Formulation and Evaluation of Alverine Citrate-Loaded Polymeric Nanoparticles for Oral Delivery

This study aims to formulate and evaluate polymeric nanoparticles of Alverine Citrate for oral administration. Alverine Citrate was selected as a suitable drug for polymeric nanoparticles due to its low solubility, low bioavailability, and high frequency of administration. The nanoprecipitation method was used to prepare nanoparticles to avoid both chlorinated solvents and surfactants, thereby preventing their toxic effects on the body. Polymeric nanoparticles of Alverine Citrate were prepared by using the hydrophilic polymer chitosan. The prepared formulations were then characterized for particle size, polydispersity index, zeta potential, loading efficiency, encapsulation efficiency, and drug-excipient compatibility.

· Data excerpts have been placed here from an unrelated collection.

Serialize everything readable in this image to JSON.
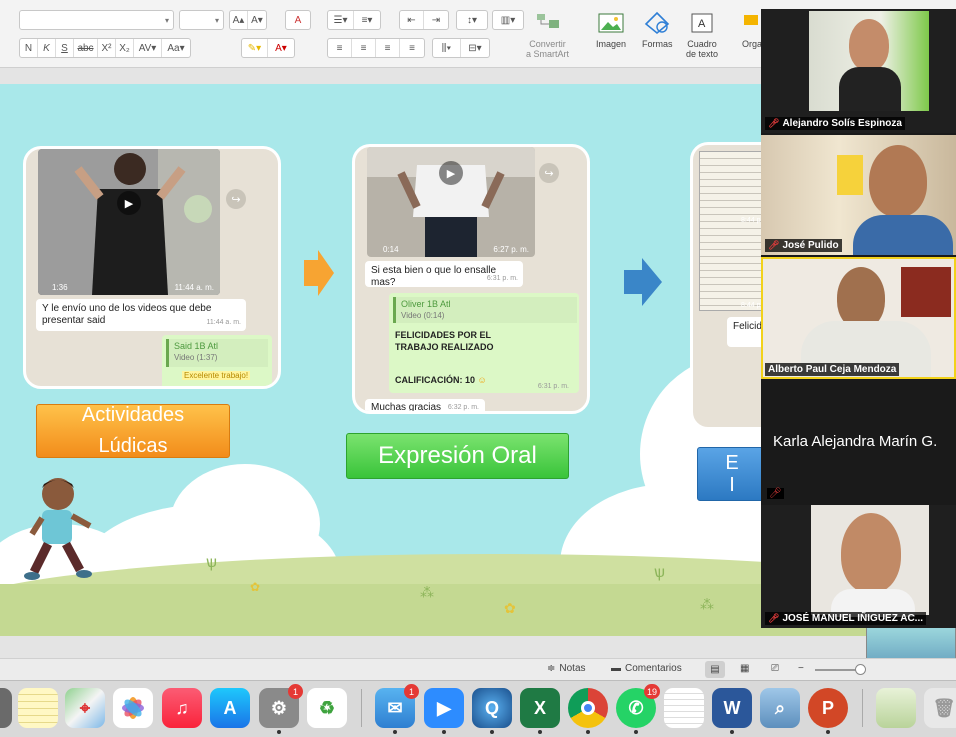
{
  "ribbon": {
    "format_buttons": [
      "N",
      "K",
      "S",
      "abc",
      "X²",
      "X₂"
    ],
    "convert_smartart": [
      "Convertir",
      "a SmartArt"
    ],
    "image_label": "Imagen",
    "shapes_label": "Formas",
    "textbox_label": [
      "Cuadro",
      "de texto"
    ],
    "org_label": "Orga"
  },
  "slide": {
    "card1": {
      "video_duration": "1:36",
      "video_time": "11:44 a. m.",
      "message": "Y le envío uno de los videos que debe presentar said",
      "message_time": "11:44 a. m.",
      "reply_name": "Said 1B Atl",
      "reply_meta": "Video (1:37)",
      "sticker_text": "Excelente trabajo!"
    },
    "card2": {
      "video_duration": "0:14",
      "video_time": "6:27 p. m.",
      "question": "Si esta bien o que lo ensalle mas?",
      "question_time": "6:31 p. m.",
      "reply_name": "Oliver 1B Atl",
      "reply_meta": "Video (0:14)",
      "congrats": "FELICIDADES POR EL TRABAJO REALIZADO",
      "grade": "CALIFICACIÓN: 10",
      "grade_time": "6:31 p. m.",
      "thanks": "Muchas gracias",
      "thanks_time": "6:32 p. m."
    },
    "card3": {
      "time1": "8:44 p",
      "time2": "8:44 p",
      "partial": "Felicid"
    },
    "label1": [
      "Actividades",
      "Lúdicas"
    ],
    "label2": "Expresión Oral",
    "label3": [
      "E",
      "I"
    ]
  },
  "participants": [
    {
      "name": "Alejandro Solís Espinoza",
      "muted": true
    },
    {
      "name": "José Pulido",
      "muted": true
    },
    {
      "name": "Alberto Paul Ceja Mendoza",
      "muted": false,
      "active": true
    },
    {
      "name": "Karla Alejandra Marín G.",
      "muted": true,
      "video_off": true
    },
    {
      "name": "JOSÉ MANUEL IÑIGUEZ AC...",
      "muted": true
    }
  ],
  "statusbar": {
    "notes": "Notas",
    "comments": "Comentarios"
  },
  "dock": {
    "system_prefs_badge": "1",
    "mail_badge": "1",
    "whatsapp_badge": "19"
  },
  "colors": {
    "slide_bg": "#a9e8ea",
    "orange": "#f7a432",
    "green": "#5cd65c",
    "blue": "#3a86c8"
  }
}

The prepared nanoparticulate formulations of Alverine Citrate with different polymer ratios have shown an average particle size of 114.8 nm, a polydispersity index (PDI) of 0.366, a zeta potential of -2.4 mV, a loading efficiency in the range of 16.96 to 40.15, and an entrapment efficiency in the range of 77.96 % to 85.78 %. Transmission Electron Microscopy (TEM) analysis of the polymeric nanoparticles revealed their spherical shape. The Differential Scanning Calorimetry (DSC) study confirmed that there was no intermolecular interaction between the drug and polymer. FTIR study concluded that no major interaction occurred between the drug and polymers used in the present study.